Attenzione! Quel biografico «piede bucato» foriero di morte aggetta già su cristologici scenari da Golgota, anima ed inconscio tornano per chi scrive, per via di cultura, a convergere, a saldarsi. Alla puntualità di una prosecuzione meramente cronologica fa in realtà riscontro il senza-tempo di una storia segreta, protratta da sempre, radicata nel «profondo»: un rapporto esistezialmente fondante e che ne determina tutti gli altri; un tema privilegiato, categorialmente assunto ed assolutizzato, di cui tuttavia l’intera opera di Tozzi si impegna a cogliere le più sensibili articolazioni interne, rigorosamente registrando – assieme ad impossibilità e immutabilità – opposizioni e contraddizioni, simultaneismi e sincretismi. Dominano le imprevedibilità soggioganti dei «misteriosi atti nostri», di quegli atti legati a insindacabili pulsioni inconsce che altrove Tozzi, sostenuto da un’ampia cultura psicologica pervenuta perfino a informazioni di tipo freudiano, definisce «movimenti determinati da cause ignote» (La conscienza, in Barche capovolte).

«Perché fare i figliuoli crocifissi?», aveva scritto Tozzi a Emma, allora sua fidanzata, in una delle bellissime lettere di Novale (20 ottobre 1907). Già in Con gli occhi chiusi quella onnicomprensiva forma di pietas leopardianamente emancipatasi dalla rappresentazione di supplizi risulta oltremodo efficiente, tanto da annettere al suo interno, senza preclusioni e resistenze, la figura stessa di Domenico (Dominicus, l’uomo di Dio) quale appare sul finire del romanzo: un despota desautorato, irriconoscibile, patetico, più che mai imprendibile e misterioso, costretto – lui detentore del comando, il Dio che tutto può e tutto vede per un Pietro mai diventato adulto ma che in quel momento crede di poterlo diventare – a tacere, a doversi distrarre. «Seduto su la sedia che gli serviva da più di vent’anni – è uno dei bellissimi paragrafi conclusivi del romanzo –, lo seguiva con lo sguardo tenendo le mani in tasca dei calzoni e appoggiando al muro il capo già calvo. Ma non diceva niente, procurando di distrarsi con i servi e con qualche cliente che andava a salutarlo».

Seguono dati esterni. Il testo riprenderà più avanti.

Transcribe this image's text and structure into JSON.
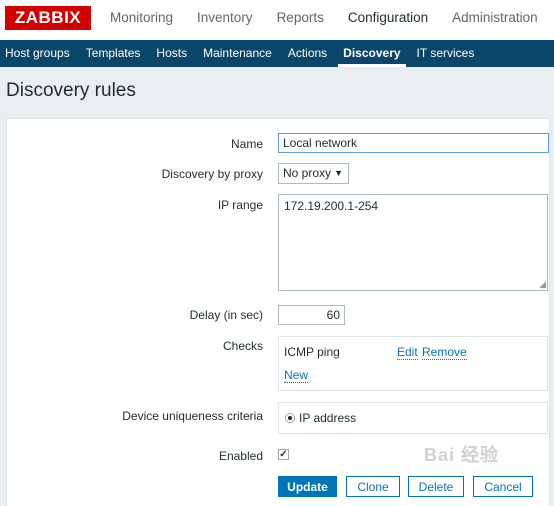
{
  "logo": "ZABBIX",
  "top_menu": [
    "Monitoring",
    "Inventory",
    "Reports",
    "Configuration",
    "Administration"
  ],
  "sub_menu": [
    "Host groups",
    "Templates",
    "Hosts",
    "Maintenance",
    "Actions",
    "Discovery",
    "IT services"
  ],
  "page_title": "Discovery rules",
  "form": {
    "name_label": "Name",
    "name_value": "Local network",
    "proxy_label": "Discovery by proxy",
    "proxy_value": "No proxy",
    "iprange_label": "IP range",
    "iprange_value": "172.19.200.1-254",
    "delay_label": "Delay (in sec)",
    "delay_value": "60",
    "checks_label": "Checks",
    "check_item": "ICMP ping",
    "edit_link": "Edit",
    "remove_link": "Remove",
    "new_link": "New",
    "uniqueness_label": "Device uniqueness criteria",
    "uniqueness_option": "IP address",
    "enabled_label": "Enabled",
    "enabled_checked": true
  },
  "buttons": {
    "update": "Update",
    "clone": "Clone",
    "delete": "Delete",
    "cancel": "Cancel"
  },
  "colors": {
    "brand_red": "#d40000",
    "subnav_blue": "#0a466a",
    "accent_blue": "#0275b8"
  },
  "watermark": "Bai 经验"
}
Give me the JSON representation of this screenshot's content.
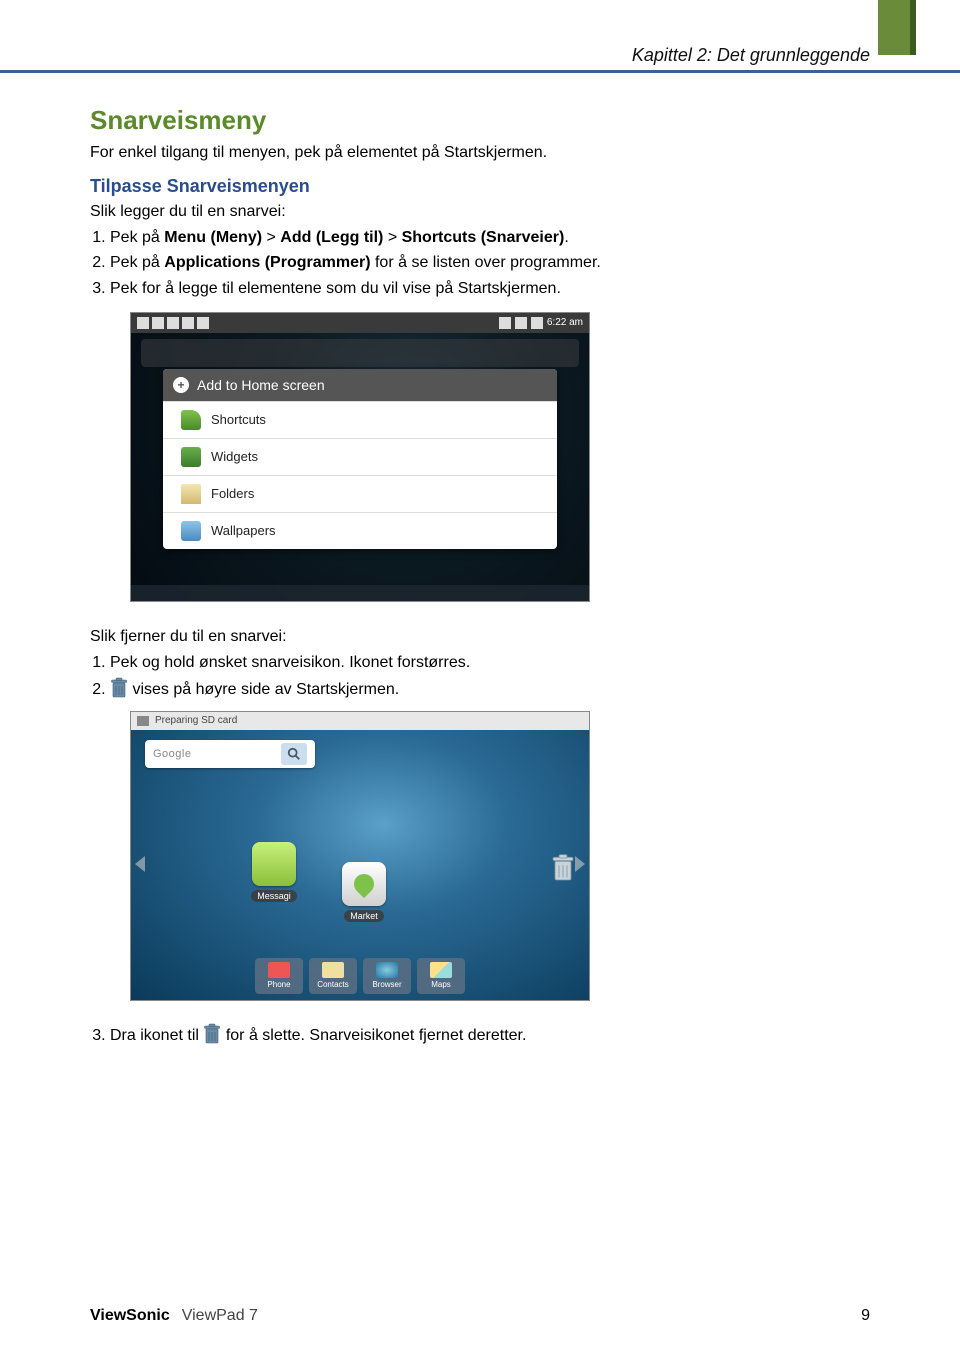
{
  "chapter": "Kapittel 2: Det grunnleggende",
  "h1": "Snarveismeny",
  "p1": "For enkel tilgang til menyen, pek på elementet på Startskjermen.",
  "h2": "Tilpasse Snarveismenyen",
  "intro1": "Slik legger du til en snarvei:",
  "steps1": {
    "s1_a": "Pek på ",
    "s1_b1": "Menu (Meny)",
    "s1_gt1": " > ",
    "s1_b2": "Add (Legg til)",
    "s1_gt2": " > ",
    "s1_b3": "Shortcuts (Snarveier)",
    "s1_end": ".",
    "s2_a": "Pek på ",
    "s2_b": "Applications (Programmer)",
    "s2_end": " for å se listen over programmer.",
    "s3": "Pek for å legge til elementene som du vil vise på Startskjermen."
  },
  "shot1": {
    "status_time": "6:22 am",
    "menu_title": "Add to Home screen",
    "items": [
      "Shortcuts",
      "Widgets",
      "Folders",
      "Wallpapers"
    ]
  },
  "intro2": "Slik fjerner du til en snarvei:",
  "steps2": {
    "s1": "Pek og hold ønsket snarveisikon. Ikonet forstørres.",
    "s2_end": " vises på høyre side av Startskjermen.",
    "s3_a": "Dra ikonet til ",
    "s3_b": " for å slette. Snarveisikonet fjernet deretter."
  },
  "shot2": {
    "sd": "Preparing SD card",
    "search_placeholder": "Google",
    "apps": {
      "messaging": "Messagi",
      "market": "Market"
    },
    "dock": [
      "Phone",
      "Contacts",
      "Browser",
      "Maps"
    ]
  },
  "footer": {
    "brand": "ViewSonic",
    "product": "ViewPad 7",
    "page": "9"
  }
}
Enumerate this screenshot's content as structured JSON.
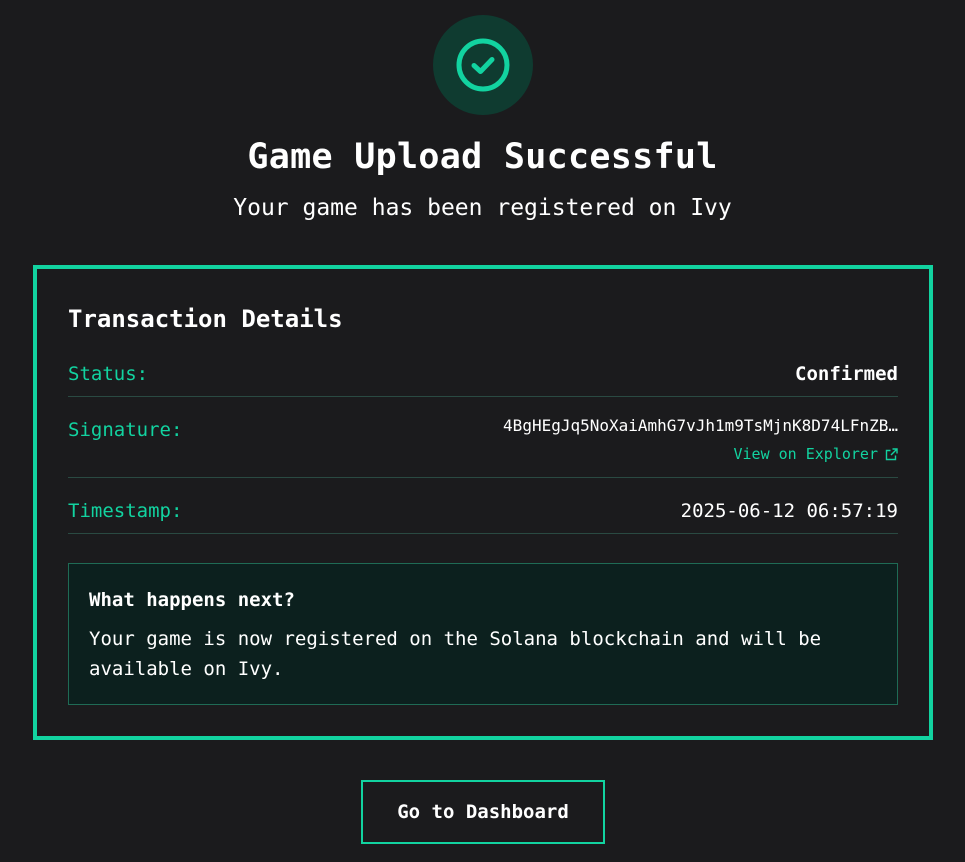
{
  "header": {
    "icon": "check-circle-icon",
    "title": "Game Upload Successful",
    "subtitle": "Your game has been registered on Ivy"
  },
  "transaction": {
    "title": "Transaction Details",
    "status_label": "Status:",
    "status_value": "Confirmed",
    "signature_label": "Signature:",
    "signature_value": "4BgHEgJq5NoXaiAmhG7vJh1m9TsMjnK8D74LFnZB…",
    "explorer_label": "View on Explorer",
    "explorer_icon": "external-link-icon",
    "timestamp_label": "Timestamp:",
    "timestamp_value": "2025-06-12 06:57:19"
  },
  "next_steps": {
    "title": "What happens next?",
    "body": "Your game is now registered on the Solana blockchain and will be available on Ivy."
  },
  "actions": {
    "dashboard_label": "Go to Dashboard"
  },
  "colors": {
    "accent": "#12d3a0",
    "background": "#1b1b1d",
    "badge_bg": "#0f3b30",
    "info_box_bg": "#0c201e"
  }
}
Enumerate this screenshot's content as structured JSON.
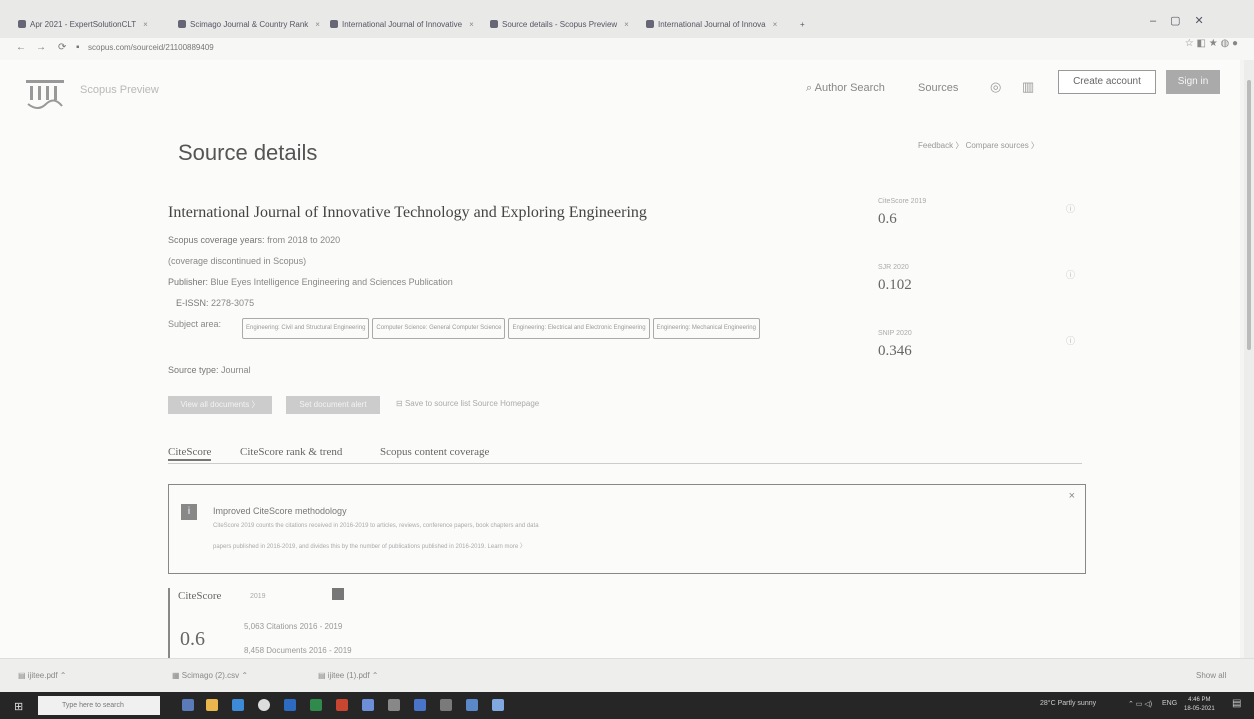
{
  "browser": {
    "tabs": [
      {
        "label": "Apr 2021 - ExpertSolutionCLT"
      },
      {
        "label": "Scimago Journal & Country Rank"
      },
      {
        "label": "International Journal of Innovative"
      },
      {
        "label": "Source details - Scopus Preview"
      },
      {
        "label": "International Journal of Innova"
      }
    ],
    "url": "scopus.com/sourceid/21100889409"
  },
  "header": {
    "brand": "Scopus Preview",
    "author_search": "Author Search",
    "sources": "Sources",
    "create_account": "Create account",
    "sign_in": "Sign in"
  },
  "page": {
    "title": "Source details",
    "feedback": "Feedback  〉  Compare sources  〉"
  },
  "source": {
    "journal_title": "International Journal of Innovative Technology and Exploring Engineering",
    "coverage_label": "Scopus coverage years:",
    "coverage_value": "from 2018 to 2020",
    "discontinued": "(coverage discontinued in Scopus)",
    "publisher_label": "Publisher:",
    "publisher_value": "Blue Eyes Intelligence Engineering and Sciences Publication",
    "issn_label": "E-ISSN:",
    "issn_value": "2278-3075",
    "subject_label": "Subject area:",
    "subject_chips": [
      "Engineering: Civil and Structural Engineering",
      "Computer Science: General Computer Science",
      "Engineering: Electrical and Electronic Engineering",
      "Engineering: Mechanical Engineering"
    ],
    "type_label": "Source type:",
    "type_value": "Journal",
    "view_all_documents": "View all documents 〉",
    "set_alert": "Set document alert",
    "save_to_list": "Save to source list   Source Homepage"
  },
  "metrics": [
    {
      "label": "CiteScore 2019",
      "value": "0.6"
    },
    {
      "label": "SJR 2020",
      "value": "0.102"
    },
    {
      "label": "SNIP 2020",
      "value": "0.346"
    }
  ],
  "tabs": [
    {
      "label": "CiteScore"
    },
    {
      "label": "CiteScore rank & trend"
    },
    {
      "label": "Scopus content coverage"
    }
  ],
  "notice": {
    "icon": "i",
    "title": "Improved CiteScore methodology",
    "line1": "CiteScore 2019 counts the citations received in 2016-2019 to articles, reviews, conference papers, book chapters and data",
    "line2": "papers published in 2016-2019, and divides this by the number of publications published in 2016-2019.  Learn more 〉",
    "close": "×"
  },
  "citescore": {
    "title": "CiteScore",
    "year": "2019",
    "value": "0.6",
    "citations": "5,063 Citations 2016 - 2019",
    "documents": "8,458 Documents 2016 - 2019"
  },
  "downloads": [
    {
      "label": "ijitee.pdf"
    },
    {
      "label": "Scimago (2).csv"
    },
    {
      "label": "ijitee (1).pdf"
    },
    {
      "label": "Show all"
    }
  ],
  "taskbar": {
    "search_placeholder": "Type here to search",
    "weather": "28°C  Partly sunny",
    "lang": "ENG",
    "time": "4:46 PM",
    "date": "18-05-2021"
  }
}
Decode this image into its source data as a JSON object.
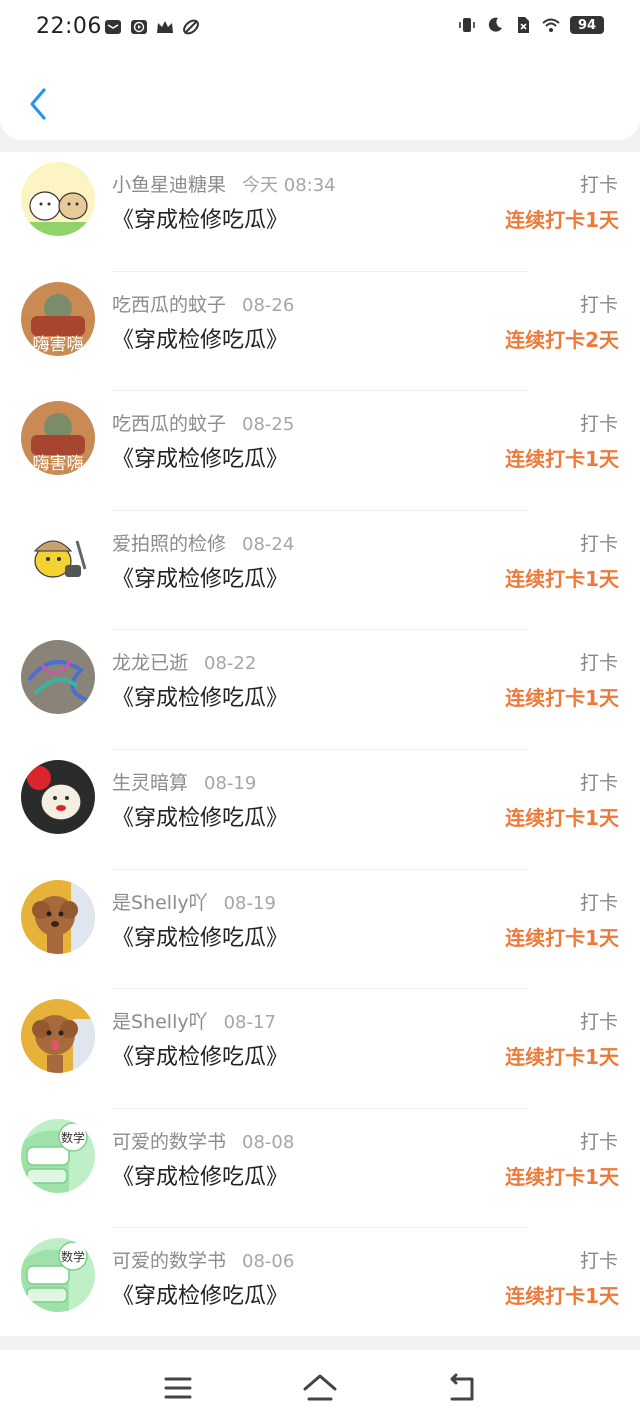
{
  "status_bar": {
    "time": "22:06",
    "battery": "94",
    "left_icons": [
      "mail-icon",
      "play-icon",
      "crown-icon",
      "leaf-icon"
    ],
    "right_icons": [
      "vibrate-icon",
      "moon-icon",
      "sim-off-icon",
      "wifi-icon"
    ]
  },
  "header": {
    "back_icon": "chevron-left-icon",
    "accent_color": "#2196f3"
  },
  "checkins": [
    {
      "username": "小鱼星迪糖果",
      "date": "今天 08:34",
      "title": "《穿成检修吃瓜》",
      "action": "打卡",
      "streak": "连续打卡1天",
      "avatar": "puppy-cartoon"
    },
    {
      "username": "吃西瓜的蚊子",
      "date": "08-26",
      "title": "《穿成检修吃瓜》",
      "action": "打卡",
      "streak": "连续打卡2天",
      "avatar": "cartoon-meme",
      "avatar_text": "嗨害嗨"
    },
    {
      "username": "吃西瓜的蚊子",
      "date": "08-25",
      "title": "《穿成检修吃瓜》",
      "action": "打卡",
      "streak": "连续打卡1天",
      "avatar": "cartoon-meme",
      "avatar_text": "嗨害嗨"
    },
    {
      "username": "爱拍照的检修",
      "date": "08-24",
      "title": "《穿成检修吃瓜》",
      "action": "打卡",
      "streak": "连续打卡1天",
      "avatar": "duck-worker"
    },
    {
      "username": "龙龙已逝",
      "date": "08-22",
      "title": "《穿成检修吃瓜》",
      "action": "打卡",
      "streak": "连续打卡1天",
      "avatar": "dragon-drawing"
    },
    {
      "username": "生灵暗算",
      "date": "08-19",
      "title": "《穿成检修吃瓜》",
      "action": "打卡",
      "streak": "连续打卡1天",
      "avatar": "cartoon-face"
    },
    {
      "username": "是Shelly吖",
      "date": "08-19",
      "title": "《穿成检修吃瓜》",
      "action": "打卡",
      "streak": "连续打卡1天",
      "avatar": "poodle-photo"
    },
    {
      "username": "是Shelly吖",
      "date": "08-17",
      "title": "《穿成检修吃瓜》",
      "action": "打卡",
      "streak": "连续打卡1天",
      "avatar": "poodle-photo"
    },
    {
      "username": "可爱的数学书",
      "date": "08-08",
      "title": "《穿成检修吃瓜》",
      "action": "打卡",
      "streak": "连续打卡1天",
      "avatar": "math-book",
      "avatar_text": "数学"
    },
    {
      "username": "可爱的数学书",
      "date": "08-06",
      "title": "《穿成检修吃瓜》",
      "action": "打卡",
      "streak": "连续打卡1天",
      "avatar": "math-book",
      "avatar_text": "数学"
    }
  ],
  "colors": {
    "streak": "#ee7a3a",
    "username": "#8c8c8c",
    "title": "#222222"
  },
  "nav_bar": {
    "icons": [
      "menu-icon",
      "home-icon",
      "back-nav-icon"
    ]
  }
}
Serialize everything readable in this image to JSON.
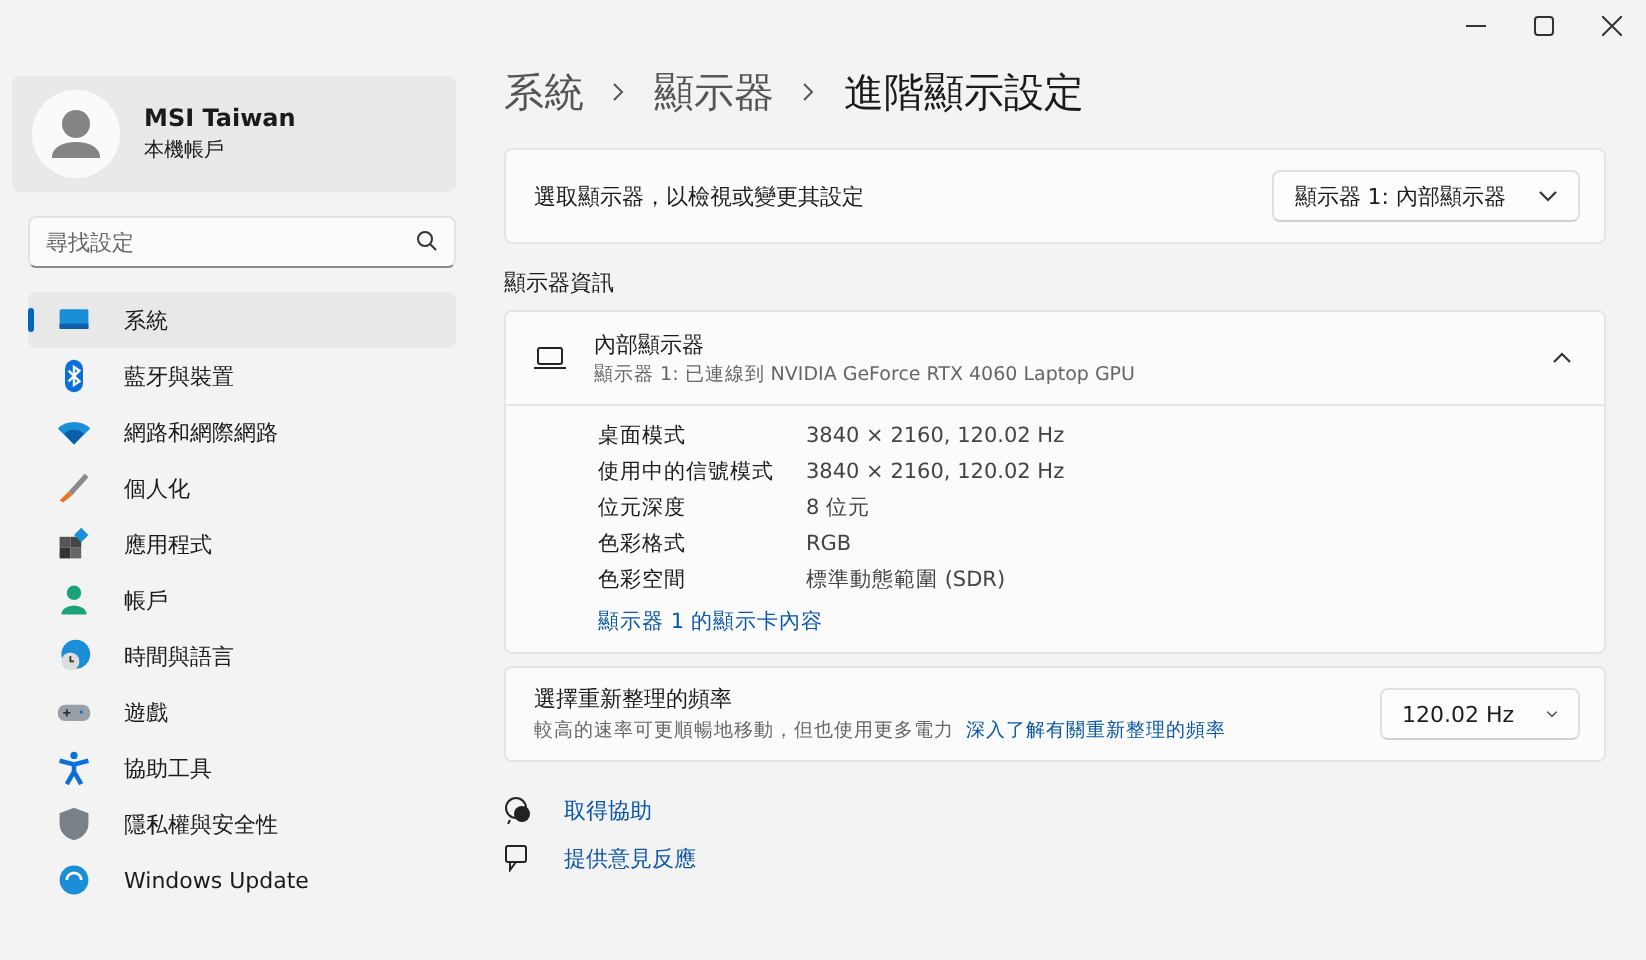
{
  "account": {
    "name": "MSI Taiwan",
    "type": "本機帳戶"
  },
  "search": {
    "placeholder": "尋找設定"
  },
  "nav": [
    {
      "label": "系統",
      "selected": true
    },
    {
      "label": "藍牙與裝置",
      "selected": false
    },
    {
      "label": "網路和網際網路",
      "selected": false
    },
    {
      "label": "個人化",
      "selected": false
    },
    {
      "label": "應用程式",
      "selected": false
    },
    {
      "label": "帳戶",
      "selected": false
    },
    {
      "label": "時間與語言",
      "selected": false
    },
    {
      "label": "遊戲",
      "selected": false
    },
    {
      "label": "協助工具",
      "selected": false
    },
    {
      "label": "隱私權與安全性",
      "selected": false
    },
    {
      "label": "Windows Update",
      "selected": false
    }
  ],
  "breadcrumb": [
    "系統",
    "顯示器",
    "進階顯示設定"
  ],
  "select_display": {
    "label": "選取顯示器，以檢視或變更其設定",
    "value": "顯示器 1: 內部顯示器"
  },
  "section_title": "顯示器資訊",
  "display_card": {
    "title": "內部顯示器",
    "subtitle": "顯示器 1: 已連線到 NVIDIA GeForce RTX 4060 Laptop GPU",
    "expanded": true,
    "details": [
      {
        "label": "桌面模式",
        "value": "3840 × 2160, 120.02 Hz"
      },
      {
        "label": "使用中的信號模式",
        "value": "3840 × 2160, 120.02 Hz"
      },
      {
        "label": "位元深度",
        "value": "8 位元"
      },
      {
        "label": "色彩格式",
        "value": "RGB"
      },
      {
        "label": "色彩空間",
        "value": "標準動態範圍 (SDR)"
      }
    ],
    "link": "顯示器 1 的顯示卡內容"
  },
  "refresh_rate": {
    "title": "選擇重新整理的頻率",
    "description": "較高的速率可更順暢地移動，但也使用更多電力",
    "link": "深入了解有關重新整理的頻率",
    "value": "120.02 Hz"
  },
  "footer_links": [
    "取得協助",
    "提供意見反應"
  ]
}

Una sorta di scomparsa anticipata del terribile padrone della luce che Domenico fu, una sorta di morte pregressa, che è, insieme, l’addio vendicativo e commosso, illusorio e forse del tutto presunto, di Pietro all’infanzia lasciata alle spalle. Ghìsola non sarà in grado di svolgere alcuna funzione di riscatto, l’ingresso di Pietro nel mondo degli adulti si rivelerà di lì a poco (traumaticamente, con il ritrovamento della ragazza a Firenze, incinta di un altro uomo e avviata alla prostituzione) un’illusione: «Ma le nostre vicende intime – come si legge nel poema in prosa Paolo, risalente al pari dell’atto unico L’eredità all’indomani della morte del padre – sono inevitabili. La conscienza è la resistenza che opponiamo loro».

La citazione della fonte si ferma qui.